The idea is that everything that needs to be run during the, say, analysis step, is specified in root/src/analysis and all its output is placed in root/bld/analysis.

Some differences:

  • Because they are accessed frequently, figures and tables get extra directories in root/bld

  • The directory root/src contains many more subdirectories:

    • original_data is the place to store the data in its raw form, as downloaded / transcribed / … The original data should never be modified and saved under the same name.

    • model_code contains source files that might differ by model and that are potentially used at various steps of the analysis.

    • model_specs contains JSON files with model specifications. The choice of JSON is motivated by the attempt to be language-agnostic: JSON is quite expressive and there are parsers for nearly all languages (for Stata there is a converter in root/src/model_specs/task_models.py file of the Stata version of the template)

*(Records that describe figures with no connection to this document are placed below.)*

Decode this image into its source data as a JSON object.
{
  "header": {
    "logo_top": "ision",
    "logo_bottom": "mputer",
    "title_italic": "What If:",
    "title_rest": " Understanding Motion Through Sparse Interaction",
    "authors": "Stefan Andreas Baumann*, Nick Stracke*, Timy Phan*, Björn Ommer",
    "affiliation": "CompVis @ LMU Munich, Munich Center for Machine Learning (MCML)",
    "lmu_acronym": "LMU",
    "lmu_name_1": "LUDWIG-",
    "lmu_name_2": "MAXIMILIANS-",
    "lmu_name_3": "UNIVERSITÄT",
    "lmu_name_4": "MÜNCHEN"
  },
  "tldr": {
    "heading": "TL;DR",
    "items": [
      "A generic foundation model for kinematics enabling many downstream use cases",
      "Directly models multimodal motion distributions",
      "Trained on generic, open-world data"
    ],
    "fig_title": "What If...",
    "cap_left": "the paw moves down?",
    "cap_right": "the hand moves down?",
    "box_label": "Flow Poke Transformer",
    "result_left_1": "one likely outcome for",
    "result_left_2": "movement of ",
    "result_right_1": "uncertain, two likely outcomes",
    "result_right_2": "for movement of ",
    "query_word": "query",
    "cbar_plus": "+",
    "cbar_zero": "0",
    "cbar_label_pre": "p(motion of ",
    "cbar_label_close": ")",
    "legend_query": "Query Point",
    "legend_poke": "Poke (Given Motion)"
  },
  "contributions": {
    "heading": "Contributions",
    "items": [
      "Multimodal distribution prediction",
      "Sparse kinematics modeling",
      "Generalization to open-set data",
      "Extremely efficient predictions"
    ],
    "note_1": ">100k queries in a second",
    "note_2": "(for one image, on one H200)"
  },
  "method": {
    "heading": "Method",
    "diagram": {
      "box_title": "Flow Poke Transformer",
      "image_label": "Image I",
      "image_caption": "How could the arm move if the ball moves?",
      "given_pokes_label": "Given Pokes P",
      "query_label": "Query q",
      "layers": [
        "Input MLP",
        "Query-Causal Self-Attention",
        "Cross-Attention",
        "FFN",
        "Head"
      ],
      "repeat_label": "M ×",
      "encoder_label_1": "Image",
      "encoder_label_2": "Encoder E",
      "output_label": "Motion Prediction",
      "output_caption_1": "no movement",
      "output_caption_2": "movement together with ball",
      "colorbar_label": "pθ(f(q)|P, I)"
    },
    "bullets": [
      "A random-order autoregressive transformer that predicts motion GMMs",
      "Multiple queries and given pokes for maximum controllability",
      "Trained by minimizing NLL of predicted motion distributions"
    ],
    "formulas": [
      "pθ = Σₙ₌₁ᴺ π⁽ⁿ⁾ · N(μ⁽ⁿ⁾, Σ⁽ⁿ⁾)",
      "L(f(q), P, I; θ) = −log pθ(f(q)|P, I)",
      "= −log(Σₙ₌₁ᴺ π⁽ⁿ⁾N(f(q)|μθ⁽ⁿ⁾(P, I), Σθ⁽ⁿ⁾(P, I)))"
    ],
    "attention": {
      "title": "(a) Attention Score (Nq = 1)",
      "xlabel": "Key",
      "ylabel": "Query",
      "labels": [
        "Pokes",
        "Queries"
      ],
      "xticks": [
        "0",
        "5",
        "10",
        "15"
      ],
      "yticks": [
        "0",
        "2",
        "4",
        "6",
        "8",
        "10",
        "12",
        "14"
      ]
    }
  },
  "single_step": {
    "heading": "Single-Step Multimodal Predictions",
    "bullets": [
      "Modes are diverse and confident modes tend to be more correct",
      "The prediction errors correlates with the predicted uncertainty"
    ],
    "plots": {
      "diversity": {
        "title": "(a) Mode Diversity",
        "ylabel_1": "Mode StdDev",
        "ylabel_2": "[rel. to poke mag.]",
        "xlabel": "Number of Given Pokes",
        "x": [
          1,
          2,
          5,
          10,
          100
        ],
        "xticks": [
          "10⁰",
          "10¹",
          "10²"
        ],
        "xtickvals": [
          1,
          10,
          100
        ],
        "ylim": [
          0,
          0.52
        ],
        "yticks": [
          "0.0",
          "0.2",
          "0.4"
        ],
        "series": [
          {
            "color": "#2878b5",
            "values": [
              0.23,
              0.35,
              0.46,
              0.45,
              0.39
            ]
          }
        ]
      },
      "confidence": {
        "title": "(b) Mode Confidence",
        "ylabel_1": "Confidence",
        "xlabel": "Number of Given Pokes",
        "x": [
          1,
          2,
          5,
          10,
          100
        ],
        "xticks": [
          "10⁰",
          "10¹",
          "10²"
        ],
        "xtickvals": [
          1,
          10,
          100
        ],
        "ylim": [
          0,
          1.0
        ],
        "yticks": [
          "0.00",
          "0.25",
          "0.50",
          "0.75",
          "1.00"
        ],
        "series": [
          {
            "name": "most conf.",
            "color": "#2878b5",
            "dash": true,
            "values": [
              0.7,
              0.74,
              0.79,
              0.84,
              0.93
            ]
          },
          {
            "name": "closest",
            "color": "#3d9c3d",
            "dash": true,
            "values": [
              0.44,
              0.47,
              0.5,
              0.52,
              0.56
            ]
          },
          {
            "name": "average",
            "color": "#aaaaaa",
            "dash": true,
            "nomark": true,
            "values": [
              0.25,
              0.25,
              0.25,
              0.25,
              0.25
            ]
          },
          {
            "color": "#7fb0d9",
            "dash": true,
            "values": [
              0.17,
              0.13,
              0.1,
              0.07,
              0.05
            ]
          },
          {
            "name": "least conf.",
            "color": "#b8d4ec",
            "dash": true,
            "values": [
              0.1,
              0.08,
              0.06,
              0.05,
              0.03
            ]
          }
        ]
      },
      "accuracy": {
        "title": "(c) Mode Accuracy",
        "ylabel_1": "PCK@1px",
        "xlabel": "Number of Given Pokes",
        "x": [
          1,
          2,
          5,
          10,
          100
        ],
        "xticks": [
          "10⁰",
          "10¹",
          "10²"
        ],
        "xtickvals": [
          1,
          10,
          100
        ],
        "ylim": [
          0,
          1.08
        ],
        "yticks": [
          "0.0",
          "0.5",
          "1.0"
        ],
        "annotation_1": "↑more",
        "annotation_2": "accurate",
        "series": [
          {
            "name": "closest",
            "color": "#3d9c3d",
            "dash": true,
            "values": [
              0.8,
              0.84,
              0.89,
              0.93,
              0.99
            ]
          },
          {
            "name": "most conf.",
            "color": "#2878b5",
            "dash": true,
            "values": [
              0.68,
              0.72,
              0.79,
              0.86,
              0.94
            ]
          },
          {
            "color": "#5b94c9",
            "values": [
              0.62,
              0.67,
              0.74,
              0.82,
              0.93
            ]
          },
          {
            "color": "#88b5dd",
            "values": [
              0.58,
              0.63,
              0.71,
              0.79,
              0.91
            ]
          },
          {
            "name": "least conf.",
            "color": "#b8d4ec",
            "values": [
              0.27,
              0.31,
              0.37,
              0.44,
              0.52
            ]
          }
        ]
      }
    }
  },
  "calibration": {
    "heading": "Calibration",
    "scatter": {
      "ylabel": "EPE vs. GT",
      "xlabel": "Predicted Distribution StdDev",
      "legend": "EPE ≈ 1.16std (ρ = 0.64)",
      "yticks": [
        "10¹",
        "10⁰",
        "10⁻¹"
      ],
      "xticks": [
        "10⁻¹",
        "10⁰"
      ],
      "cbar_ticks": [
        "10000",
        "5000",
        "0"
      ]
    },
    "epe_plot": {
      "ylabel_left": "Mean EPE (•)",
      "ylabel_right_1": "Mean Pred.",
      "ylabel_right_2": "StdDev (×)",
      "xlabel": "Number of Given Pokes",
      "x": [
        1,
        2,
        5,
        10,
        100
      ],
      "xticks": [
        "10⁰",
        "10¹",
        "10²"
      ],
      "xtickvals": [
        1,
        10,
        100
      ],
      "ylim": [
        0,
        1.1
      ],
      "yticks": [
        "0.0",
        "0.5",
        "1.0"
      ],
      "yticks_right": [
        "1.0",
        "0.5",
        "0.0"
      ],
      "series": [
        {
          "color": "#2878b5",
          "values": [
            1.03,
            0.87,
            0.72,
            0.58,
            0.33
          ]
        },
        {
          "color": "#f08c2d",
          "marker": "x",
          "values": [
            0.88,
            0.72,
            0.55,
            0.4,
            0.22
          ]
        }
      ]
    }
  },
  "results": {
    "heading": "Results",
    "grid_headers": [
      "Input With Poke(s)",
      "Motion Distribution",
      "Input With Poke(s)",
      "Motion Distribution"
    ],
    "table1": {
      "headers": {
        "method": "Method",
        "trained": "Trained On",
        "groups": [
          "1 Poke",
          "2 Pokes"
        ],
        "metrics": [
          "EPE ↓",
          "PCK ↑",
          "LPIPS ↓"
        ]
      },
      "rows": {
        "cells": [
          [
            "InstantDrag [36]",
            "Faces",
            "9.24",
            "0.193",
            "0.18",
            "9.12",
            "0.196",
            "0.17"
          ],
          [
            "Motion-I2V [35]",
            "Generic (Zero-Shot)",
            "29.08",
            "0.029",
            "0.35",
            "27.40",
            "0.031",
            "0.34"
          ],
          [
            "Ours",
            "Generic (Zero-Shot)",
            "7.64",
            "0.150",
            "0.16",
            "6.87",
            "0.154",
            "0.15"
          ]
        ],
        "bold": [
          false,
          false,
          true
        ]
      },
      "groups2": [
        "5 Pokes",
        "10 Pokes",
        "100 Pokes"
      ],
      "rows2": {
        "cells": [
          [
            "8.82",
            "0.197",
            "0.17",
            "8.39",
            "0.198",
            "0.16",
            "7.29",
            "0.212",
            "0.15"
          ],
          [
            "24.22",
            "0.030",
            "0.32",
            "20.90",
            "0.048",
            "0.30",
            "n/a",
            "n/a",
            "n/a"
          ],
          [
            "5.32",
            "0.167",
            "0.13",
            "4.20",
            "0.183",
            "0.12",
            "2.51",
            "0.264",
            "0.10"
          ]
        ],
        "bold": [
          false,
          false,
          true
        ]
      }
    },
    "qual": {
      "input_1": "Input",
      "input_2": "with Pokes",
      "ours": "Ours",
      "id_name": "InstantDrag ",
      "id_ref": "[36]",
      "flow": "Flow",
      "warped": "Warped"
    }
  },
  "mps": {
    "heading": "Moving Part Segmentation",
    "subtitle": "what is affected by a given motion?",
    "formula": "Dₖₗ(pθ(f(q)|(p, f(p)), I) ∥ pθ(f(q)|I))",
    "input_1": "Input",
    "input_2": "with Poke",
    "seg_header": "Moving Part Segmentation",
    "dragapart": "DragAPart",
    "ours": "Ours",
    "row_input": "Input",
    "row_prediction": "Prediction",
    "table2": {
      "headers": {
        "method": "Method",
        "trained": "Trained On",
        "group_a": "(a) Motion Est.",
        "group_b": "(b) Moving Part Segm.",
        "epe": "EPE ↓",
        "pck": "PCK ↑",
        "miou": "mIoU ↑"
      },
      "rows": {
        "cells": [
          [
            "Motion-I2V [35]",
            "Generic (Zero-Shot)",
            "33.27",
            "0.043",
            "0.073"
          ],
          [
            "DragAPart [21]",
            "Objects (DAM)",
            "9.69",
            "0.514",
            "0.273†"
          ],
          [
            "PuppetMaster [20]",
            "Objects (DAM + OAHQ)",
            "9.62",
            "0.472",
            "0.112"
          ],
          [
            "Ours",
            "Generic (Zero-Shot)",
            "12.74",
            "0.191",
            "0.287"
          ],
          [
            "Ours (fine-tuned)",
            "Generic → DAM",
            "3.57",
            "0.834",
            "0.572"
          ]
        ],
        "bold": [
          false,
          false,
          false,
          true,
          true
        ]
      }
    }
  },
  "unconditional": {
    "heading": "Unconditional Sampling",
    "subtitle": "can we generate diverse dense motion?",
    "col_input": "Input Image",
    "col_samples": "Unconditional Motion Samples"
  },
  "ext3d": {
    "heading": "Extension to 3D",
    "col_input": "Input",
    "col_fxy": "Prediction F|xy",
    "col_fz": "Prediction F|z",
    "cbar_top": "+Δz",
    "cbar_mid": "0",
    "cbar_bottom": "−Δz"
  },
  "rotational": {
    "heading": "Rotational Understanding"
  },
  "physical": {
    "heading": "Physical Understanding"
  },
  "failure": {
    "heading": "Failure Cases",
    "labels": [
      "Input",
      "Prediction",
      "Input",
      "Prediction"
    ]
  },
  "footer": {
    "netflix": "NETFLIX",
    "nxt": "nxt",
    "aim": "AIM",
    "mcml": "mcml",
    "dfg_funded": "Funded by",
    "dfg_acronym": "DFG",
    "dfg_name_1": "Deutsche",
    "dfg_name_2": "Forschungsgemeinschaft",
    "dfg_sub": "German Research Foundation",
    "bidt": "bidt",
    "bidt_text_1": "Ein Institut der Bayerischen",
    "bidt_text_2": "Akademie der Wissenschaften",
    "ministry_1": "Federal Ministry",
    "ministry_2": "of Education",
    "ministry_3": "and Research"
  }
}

    • library provides code that may be used by different steps of the analysis. Little code snippets for input / output or stuff that is not directly related to the model would go here. The distinction from the model_code directory is a bit arbitrary, but I have found it useful in the past.

As an example of how things look further down in the hierarchy, consider the analysis step:

_images/project_hierarchies_analysis.png

The same function (task_schelling) is run twice for the models baseline and max_moves_2. All specification of files is done in pytask.

It is imperative that you do all the task handling inside the task_xxx.py-scripts, using the pathlib library. This ensures that your project can be used on different machines and it minimises the potential for cross-platform errors.

For running Python source code from pytask, simply include depends_on and produces as inputs to your function.

For running scripts in other languages, pass all required files (inputs, log files, outputs) as arguments to the @pytask.mark.[x]-decorator. You can then read them in. Check the other templates for examples.